Community Oriented Research Data Curation and Reuse

Ixchel Faniel is a Research Scientist at OCLC Research. Faniel has conducted extensive research into how various disciplinary communities approach research data reuse. Faniel served as Principal Investigator on the Institute for Museum and Library Services funded DIPIR (Dissemination Information Packages for Information Reuse).

Thomas: Believe it or not, I think you may be the first Research Scientist I’ve corresponded with! Can you tell me a bit about your role at OCLC and what combination of experience, education, and interests led you to it?

Ixchel: I’m laughing because I didn’t set out to be a Research Scientist, but given my experience, education, and interests, I can see how I ended up at OCLC. My role is to conduct research that informs and impacts the communities OCLC serves in terms of what they do and how they do it – so libraries, archives, museums, their staff, and their patrons. Typically, my interests center on people and their needs. At a high level I’m interested in how people discover, access and use content and how technology supports those things. My interests grew out of my experiences and education for sure.

After graduating from Tufts University with a B.S. in Computer Science, I worked at Andersen Consulting (now Accenture) as a consultant, designing and developing information systems to meet clients’ needs. I spent a lot of time at USC earning my MBA and Ph.D. in Business Administration at The Marshall School of Business. The time between the two degrees was spent at IBM selling mainframes and working with a team to propose total solutions – hardware, software, services – to solve a customer’s specific business problem. Working as an Assistant Professor at the School of Information, University of Michigan also shaped my interests, because I was exposed to different conversations – federal funding agency mandates to share research data for reuse, data repositories, research collaboratories, team science, cyberinfrastructure.

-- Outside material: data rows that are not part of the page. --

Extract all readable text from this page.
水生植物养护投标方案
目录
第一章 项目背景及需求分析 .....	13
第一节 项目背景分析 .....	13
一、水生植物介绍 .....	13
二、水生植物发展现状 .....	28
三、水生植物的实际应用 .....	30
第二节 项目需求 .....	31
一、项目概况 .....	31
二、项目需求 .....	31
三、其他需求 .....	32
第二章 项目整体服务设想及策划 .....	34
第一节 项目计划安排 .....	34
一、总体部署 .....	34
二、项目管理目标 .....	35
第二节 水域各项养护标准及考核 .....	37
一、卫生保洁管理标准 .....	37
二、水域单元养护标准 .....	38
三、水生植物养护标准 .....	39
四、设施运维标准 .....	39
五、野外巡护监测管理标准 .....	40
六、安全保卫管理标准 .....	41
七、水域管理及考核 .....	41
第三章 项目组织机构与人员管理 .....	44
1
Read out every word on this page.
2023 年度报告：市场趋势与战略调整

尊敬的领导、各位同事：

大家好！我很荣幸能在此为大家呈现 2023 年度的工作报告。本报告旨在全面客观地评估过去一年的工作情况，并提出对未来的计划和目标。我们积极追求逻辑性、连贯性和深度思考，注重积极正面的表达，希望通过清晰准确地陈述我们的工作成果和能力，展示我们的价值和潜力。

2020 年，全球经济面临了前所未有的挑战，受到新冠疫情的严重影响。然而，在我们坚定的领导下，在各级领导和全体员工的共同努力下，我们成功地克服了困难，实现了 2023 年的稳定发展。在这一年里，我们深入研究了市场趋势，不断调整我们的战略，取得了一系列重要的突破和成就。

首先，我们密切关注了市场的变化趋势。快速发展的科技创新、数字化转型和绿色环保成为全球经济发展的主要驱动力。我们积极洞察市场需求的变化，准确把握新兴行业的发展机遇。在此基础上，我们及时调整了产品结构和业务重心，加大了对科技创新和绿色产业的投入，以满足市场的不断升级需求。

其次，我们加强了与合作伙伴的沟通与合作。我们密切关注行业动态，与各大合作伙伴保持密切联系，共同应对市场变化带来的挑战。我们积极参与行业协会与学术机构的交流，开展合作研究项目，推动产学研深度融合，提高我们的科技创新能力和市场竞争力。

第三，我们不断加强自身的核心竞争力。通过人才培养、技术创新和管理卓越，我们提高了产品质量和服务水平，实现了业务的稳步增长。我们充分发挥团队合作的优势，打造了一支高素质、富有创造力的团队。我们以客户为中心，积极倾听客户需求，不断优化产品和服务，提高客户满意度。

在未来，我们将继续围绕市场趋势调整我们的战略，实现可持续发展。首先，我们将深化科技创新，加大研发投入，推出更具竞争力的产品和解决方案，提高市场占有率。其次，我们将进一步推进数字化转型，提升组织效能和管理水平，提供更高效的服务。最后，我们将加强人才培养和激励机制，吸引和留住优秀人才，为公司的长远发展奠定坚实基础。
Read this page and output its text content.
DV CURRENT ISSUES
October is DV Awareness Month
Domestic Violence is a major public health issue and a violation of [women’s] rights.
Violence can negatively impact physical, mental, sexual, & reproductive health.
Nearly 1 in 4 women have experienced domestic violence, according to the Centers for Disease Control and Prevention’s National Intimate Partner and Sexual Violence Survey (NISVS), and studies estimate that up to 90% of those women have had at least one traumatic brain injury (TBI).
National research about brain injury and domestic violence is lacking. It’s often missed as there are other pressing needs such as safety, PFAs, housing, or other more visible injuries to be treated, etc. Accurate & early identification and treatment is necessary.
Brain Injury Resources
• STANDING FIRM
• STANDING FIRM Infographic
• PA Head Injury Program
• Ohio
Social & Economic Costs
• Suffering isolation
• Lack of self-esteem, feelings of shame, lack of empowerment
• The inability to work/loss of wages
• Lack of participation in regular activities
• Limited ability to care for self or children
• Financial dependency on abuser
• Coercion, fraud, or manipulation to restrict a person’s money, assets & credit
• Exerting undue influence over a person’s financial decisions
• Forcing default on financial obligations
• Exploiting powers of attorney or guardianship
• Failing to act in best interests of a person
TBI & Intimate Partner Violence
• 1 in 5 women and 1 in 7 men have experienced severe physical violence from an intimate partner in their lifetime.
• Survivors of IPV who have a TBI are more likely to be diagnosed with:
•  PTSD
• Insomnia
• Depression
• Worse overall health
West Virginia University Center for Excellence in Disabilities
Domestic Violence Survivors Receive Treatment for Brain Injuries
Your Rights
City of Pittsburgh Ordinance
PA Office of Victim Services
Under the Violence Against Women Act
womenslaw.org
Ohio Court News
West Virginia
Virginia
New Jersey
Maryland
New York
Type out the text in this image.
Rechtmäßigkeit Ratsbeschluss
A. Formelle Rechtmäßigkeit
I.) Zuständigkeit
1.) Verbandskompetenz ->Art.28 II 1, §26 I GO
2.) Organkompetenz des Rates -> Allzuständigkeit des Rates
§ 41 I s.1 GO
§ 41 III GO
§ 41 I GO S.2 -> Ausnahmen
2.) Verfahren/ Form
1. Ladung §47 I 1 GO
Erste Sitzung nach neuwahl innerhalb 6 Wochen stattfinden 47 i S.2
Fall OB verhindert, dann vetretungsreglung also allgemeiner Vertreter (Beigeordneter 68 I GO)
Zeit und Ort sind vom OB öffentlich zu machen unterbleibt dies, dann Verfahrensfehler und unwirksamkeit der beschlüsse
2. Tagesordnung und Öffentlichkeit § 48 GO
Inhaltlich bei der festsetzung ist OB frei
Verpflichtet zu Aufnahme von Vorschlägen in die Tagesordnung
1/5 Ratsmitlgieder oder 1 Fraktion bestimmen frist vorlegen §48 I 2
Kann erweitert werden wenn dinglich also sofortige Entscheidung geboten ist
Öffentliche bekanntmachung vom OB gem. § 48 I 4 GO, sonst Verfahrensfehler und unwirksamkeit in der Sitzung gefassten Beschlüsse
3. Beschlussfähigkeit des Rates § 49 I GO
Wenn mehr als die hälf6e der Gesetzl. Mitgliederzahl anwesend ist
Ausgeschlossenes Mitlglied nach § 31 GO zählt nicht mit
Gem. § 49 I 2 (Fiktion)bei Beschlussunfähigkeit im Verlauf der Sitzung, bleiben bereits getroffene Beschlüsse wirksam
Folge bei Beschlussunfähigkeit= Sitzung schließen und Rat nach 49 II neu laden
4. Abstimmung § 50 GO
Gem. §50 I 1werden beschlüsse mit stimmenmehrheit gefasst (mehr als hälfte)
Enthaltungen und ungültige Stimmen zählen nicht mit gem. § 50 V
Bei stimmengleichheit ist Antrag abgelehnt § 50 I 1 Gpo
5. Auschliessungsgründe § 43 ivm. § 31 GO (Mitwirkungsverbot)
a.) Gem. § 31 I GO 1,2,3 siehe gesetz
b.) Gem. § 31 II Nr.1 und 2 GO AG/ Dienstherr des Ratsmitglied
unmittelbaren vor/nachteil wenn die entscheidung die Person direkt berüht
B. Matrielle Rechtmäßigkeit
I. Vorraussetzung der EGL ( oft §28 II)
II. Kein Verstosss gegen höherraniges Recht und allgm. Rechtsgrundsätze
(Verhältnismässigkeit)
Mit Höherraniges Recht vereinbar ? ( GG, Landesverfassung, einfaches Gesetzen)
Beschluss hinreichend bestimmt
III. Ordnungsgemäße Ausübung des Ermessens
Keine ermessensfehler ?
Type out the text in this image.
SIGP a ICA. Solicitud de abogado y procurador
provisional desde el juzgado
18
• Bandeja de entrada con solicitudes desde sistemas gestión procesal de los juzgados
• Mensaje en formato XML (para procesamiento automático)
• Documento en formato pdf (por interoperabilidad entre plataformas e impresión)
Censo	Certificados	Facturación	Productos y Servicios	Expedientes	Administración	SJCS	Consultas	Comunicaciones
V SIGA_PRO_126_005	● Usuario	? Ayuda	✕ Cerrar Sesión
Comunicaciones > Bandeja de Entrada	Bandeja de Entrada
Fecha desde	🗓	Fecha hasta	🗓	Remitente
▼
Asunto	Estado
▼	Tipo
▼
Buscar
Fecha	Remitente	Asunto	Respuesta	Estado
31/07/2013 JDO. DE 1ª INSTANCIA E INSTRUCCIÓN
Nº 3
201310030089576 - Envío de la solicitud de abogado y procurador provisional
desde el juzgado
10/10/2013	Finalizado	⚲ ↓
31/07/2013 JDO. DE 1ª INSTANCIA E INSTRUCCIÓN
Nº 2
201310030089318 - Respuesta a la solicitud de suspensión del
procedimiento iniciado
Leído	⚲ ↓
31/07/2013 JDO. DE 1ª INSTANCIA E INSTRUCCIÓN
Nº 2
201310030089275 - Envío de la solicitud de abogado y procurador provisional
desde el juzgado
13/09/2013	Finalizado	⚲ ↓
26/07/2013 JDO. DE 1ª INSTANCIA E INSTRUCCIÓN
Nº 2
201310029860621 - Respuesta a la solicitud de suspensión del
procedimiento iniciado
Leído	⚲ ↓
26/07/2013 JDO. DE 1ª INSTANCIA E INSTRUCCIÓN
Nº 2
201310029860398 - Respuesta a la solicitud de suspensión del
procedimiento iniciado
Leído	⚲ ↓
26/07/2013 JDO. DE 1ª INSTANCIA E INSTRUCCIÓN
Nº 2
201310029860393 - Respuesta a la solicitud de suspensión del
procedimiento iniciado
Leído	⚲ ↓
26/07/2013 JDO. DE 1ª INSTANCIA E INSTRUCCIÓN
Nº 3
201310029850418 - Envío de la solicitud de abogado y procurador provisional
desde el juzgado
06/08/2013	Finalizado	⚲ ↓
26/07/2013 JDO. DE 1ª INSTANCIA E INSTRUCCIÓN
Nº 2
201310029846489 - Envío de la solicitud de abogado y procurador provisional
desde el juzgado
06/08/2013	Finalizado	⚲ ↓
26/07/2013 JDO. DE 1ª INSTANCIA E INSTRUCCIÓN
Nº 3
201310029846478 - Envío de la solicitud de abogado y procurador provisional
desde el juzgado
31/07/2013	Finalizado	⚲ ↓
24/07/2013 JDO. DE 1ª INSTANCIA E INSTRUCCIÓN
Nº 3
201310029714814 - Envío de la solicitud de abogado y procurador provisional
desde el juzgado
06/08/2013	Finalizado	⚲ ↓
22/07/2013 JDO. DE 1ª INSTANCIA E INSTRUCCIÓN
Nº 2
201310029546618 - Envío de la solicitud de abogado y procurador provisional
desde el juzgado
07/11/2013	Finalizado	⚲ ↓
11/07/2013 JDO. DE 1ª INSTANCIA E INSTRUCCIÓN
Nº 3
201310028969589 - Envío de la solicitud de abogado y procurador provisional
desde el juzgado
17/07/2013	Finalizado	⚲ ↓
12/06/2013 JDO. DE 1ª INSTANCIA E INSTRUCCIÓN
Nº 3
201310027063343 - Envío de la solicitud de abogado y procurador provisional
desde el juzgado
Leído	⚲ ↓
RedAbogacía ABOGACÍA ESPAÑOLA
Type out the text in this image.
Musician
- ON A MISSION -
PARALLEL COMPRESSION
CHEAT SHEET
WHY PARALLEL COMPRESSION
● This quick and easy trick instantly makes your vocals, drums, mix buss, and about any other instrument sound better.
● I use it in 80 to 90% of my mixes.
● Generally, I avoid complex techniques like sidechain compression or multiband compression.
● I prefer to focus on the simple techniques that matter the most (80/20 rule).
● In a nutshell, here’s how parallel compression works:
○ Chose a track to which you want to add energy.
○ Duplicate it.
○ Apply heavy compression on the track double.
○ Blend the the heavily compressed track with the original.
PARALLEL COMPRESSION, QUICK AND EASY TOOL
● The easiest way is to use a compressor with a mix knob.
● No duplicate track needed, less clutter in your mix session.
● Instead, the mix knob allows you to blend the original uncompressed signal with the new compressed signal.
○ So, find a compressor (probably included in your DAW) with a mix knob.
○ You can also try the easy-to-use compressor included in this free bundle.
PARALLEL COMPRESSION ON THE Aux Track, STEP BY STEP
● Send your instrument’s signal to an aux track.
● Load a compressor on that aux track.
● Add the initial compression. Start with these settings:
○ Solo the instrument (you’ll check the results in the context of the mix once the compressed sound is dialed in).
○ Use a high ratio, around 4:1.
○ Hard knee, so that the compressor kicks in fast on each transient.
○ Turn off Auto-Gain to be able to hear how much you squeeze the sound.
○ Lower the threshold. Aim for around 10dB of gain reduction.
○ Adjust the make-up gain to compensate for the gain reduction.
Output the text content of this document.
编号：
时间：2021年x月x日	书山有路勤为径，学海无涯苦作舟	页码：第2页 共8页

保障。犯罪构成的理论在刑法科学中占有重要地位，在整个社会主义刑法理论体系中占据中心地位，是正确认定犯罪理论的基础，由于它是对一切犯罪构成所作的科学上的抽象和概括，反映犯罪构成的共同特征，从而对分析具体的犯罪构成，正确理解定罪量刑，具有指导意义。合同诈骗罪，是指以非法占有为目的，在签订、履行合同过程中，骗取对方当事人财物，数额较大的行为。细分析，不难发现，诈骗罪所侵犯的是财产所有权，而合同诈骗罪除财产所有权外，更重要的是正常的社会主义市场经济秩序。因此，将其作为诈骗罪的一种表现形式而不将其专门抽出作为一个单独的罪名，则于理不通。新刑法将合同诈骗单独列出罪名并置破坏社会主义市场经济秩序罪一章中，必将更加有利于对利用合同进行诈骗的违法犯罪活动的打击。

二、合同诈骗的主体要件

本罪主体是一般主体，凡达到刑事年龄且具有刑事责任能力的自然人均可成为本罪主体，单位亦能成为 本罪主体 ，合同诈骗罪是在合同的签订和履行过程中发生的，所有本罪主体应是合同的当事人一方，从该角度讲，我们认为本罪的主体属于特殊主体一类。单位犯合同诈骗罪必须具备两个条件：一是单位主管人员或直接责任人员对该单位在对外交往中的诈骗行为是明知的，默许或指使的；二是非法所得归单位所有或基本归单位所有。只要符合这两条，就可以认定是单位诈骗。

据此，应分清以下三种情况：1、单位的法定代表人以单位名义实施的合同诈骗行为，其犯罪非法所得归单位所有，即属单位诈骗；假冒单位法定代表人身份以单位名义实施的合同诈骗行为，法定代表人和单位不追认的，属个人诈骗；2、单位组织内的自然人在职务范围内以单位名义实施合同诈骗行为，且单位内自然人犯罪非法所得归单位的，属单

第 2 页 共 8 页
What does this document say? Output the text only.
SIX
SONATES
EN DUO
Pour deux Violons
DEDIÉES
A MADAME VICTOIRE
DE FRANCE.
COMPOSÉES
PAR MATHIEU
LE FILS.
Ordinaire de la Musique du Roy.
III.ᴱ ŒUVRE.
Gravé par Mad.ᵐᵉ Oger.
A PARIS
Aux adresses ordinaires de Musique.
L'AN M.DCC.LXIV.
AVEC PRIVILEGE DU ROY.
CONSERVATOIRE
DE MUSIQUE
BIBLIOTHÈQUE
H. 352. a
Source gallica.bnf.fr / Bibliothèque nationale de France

Primarily, my interests have focused on the reuse of research data within academic communities. I’m particularly interested in the kinds of contextual information that need to be captured along with the data and how context can be curated and preserved. This line of work started with National Science Foundation funding when I studied how earthquake engineering researchers reused each other’s data. It continued with DIPIR (Dissemination Information Packages for Information Reuse), a multi-year Institute of Museum and Library Services funded project to study the data reuse practices of social scientists, zoologists, and archaeologists. Recently work in the area has been extended with National Endowment for the Humanities funding for the Beyond Management: Data Curation as Scholarship in Archaeology project. It’s a longitudinal study of archaeologists’ data creation, management, and reuse practices to investigate data quality and modeling requirements for reuse by the large community. A second line of related work I began at OCLC examines the role of academic libraries and librarians in supporting researchers’ data sharing, management, and reuse needs. It serves as a nice complement to studying the researchers, because librarians and libraries are viewed as a key stakeholder group. I’m currently examining their early experiences designing, developing, and delivering e-research support.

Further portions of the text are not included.